Er könnte Dieter Althaus ablösen und Deutschlands erster Regierungschef der Linken werden. Doch SPD und Grüne machen nicht mit.

Hamburg/Erfurt. Es wäre so einfach, Dieter Althaus in die Opposition zu schicken, findet Bodo Ramelow. SPD und Grüne müssten ihn nur zum Ministerpräsidenten wählen. Rein rechnerisch könnte Rot-Rot-Grün in der Tat nach der Landtagswahl am 30. August regieren: Die Linke kommt in Umfragen auf 24 Prozent, die SPD auf 20 und die Grünen auf sechs Prozent.

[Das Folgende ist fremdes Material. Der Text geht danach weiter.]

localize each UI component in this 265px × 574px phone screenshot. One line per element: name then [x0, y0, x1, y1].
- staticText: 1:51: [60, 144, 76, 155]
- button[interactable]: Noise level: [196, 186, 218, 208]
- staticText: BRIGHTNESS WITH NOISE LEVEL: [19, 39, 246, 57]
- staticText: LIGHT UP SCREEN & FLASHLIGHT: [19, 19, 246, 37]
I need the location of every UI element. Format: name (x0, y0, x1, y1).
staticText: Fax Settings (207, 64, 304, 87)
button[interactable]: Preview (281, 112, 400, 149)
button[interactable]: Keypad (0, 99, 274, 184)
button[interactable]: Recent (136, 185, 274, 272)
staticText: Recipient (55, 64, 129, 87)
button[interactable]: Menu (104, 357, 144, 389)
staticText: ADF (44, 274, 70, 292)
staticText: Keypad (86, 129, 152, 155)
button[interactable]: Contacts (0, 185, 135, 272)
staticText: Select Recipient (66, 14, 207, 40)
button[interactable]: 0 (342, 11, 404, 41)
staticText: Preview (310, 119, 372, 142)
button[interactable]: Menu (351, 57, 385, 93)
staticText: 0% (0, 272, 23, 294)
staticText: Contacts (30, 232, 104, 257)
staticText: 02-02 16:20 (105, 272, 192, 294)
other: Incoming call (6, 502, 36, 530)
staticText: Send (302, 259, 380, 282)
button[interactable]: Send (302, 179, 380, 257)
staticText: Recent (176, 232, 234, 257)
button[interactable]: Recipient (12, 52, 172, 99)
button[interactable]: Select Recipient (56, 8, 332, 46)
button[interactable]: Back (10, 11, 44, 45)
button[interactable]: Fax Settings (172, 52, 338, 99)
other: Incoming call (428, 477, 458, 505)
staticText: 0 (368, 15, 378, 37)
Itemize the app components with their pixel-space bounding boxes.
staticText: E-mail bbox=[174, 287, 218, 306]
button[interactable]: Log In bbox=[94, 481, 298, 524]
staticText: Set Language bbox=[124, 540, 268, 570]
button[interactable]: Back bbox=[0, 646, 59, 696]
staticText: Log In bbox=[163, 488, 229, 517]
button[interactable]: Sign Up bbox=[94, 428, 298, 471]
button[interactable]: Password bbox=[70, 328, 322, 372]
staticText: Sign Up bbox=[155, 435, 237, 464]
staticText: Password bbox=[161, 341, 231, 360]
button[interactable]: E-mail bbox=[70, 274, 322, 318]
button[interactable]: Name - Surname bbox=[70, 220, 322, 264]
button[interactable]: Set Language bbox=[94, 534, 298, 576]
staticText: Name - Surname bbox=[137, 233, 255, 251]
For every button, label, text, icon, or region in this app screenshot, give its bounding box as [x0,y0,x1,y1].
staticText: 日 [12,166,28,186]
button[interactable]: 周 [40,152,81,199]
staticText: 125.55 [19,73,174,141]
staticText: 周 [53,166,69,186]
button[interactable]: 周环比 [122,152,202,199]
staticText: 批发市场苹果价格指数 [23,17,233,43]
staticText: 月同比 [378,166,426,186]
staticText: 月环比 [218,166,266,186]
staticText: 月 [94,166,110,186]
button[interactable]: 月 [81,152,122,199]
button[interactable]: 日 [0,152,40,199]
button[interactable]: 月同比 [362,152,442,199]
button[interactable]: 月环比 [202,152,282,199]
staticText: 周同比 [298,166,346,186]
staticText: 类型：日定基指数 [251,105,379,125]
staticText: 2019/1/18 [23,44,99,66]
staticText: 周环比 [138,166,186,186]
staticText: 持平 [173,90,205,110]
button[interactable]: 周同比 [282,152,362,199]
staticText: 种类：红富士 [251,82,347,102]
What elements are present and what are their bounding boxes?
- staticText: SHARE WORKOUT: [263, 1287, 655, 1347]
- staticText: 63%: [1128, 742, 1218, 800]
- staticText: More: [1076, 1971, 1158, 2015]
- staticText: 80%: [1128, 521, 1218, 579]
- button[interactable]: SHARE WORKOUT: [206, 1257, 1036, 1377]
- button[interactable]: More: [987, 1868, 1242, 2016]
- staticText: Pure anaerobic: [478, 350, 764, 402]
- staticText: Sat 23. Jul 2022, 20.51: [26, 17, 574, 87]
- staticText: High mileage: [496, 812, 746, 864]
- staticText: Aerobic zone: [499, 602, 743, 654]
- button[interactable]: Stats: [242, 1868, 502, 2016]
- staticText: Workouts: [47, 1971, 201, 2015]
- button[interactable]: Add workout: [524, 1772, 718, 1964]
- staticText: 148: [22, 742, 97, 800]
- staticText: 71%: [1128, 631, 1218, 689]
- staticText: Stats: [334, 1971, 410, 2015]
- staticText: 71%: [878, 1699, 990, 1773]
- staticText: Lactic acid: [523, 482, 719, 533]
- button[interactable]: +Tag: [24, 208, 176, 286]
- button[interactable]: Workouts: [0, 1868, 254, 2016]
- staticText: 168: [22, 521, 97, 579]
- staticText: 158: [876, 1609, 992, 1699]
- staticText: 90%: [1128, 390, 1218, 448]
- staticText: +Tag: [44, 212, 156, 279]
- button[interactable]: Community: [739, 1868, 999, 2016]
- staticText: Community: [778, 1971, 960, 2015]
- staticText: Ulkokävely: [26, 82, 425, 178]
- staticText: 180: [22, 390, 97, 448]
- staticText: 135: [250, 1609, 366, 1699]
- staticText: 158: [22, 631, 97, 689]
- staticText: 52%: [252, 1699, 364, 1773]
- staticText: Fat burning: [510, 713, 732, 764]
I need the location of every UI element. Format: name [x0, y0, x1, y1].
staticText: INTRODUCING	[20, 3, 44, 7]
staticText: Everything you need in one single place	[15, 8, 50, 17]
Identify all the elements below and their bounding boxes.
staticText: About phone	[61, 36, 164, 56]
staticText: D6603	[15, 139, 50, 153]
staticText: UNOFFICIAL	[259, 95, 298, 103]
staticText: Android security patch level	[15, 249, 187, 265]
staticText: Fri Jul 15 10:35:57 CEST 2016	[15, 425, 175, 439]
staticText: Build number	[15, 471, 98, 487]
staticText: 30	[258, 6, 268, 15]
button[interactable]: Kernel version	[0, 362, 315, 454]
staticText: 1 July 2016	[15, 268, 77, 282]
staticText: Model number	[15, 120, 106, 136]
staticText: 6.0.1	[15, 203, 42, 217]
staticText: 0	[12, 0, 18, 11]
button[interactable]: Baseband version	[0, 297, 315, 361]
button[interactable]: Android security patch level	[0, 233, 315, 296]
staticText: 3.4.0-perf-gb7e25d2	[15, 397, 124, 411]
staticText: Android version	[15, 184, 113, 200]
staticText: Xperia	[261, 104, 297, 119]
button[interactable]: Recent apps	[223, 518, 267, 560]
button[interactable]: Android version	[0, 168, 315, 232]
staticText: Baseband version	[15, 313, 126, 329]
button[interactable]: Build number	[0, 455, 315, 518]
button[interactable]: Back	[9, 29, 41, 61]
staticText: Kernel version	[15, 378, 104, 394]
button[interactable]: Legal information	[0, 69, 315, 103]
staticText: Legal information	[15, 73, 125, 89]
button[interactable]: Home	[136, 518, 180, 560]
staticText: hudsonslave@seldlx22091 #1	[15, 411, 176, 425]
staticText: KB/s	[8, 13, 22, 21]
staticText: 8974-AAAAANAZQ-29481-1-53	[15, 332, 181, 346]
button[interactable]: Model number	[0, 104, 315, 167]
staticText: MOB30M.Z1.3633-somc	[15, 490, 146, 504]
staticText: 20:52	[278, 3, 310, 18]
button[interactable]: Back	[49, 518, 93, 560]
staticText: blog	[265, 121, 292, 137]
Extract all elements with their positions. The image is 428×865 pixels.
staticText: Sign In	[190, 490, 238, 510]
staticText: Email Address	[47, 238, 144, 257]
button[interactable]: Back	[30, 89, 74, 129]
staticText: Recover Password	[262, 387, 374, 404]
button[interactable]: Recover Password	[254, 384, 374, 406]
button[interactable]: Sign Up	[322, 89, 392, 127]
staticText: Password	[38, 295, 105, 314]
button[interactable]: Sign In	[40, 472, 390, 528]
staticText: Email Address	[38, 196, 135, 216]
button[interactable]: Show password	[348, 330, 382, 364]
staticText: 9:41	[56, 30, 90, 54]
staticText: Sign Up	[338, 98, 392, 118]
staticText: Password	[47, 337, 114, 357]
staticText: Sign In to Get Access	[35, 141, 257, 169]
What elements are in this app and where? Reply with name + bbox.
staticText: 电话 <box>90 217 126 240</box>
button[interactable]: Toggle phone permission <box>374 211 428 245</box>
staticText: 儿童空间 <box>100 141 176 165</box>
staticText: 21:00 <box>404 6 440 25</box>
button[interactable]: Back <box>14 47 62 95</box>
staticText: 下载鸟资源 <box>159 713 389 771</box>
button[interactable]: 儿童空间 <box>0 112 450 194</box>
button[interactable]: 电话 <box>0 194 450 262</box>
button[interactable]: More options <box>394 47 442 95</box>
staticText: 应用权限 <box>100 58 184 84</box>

Aber die Wirklichkeit ist anders. Dass eine linke Regierung zustande kommt, glaubt selbst Ramelow kaum noch. "Ich fürchte, wer SPD wählt, wählt damit Dieter Althaus." Die Umfragen sind schuld. Denn CDU (34 Prozent) und FDP (neun Prozent) hätten derzeit keine Mehrheit. Nun glaubt Ramelow, sein Duzfreund, der SPD-Spitzenkandidat Christoph Matschie, will eher Juniorpartner unter CDU-Ministerpräsident Althaus werden als kurz vor der Bundestagwahl Deutschlands ersten Ministerpräsidenten der Linkspartei möglich zu machen.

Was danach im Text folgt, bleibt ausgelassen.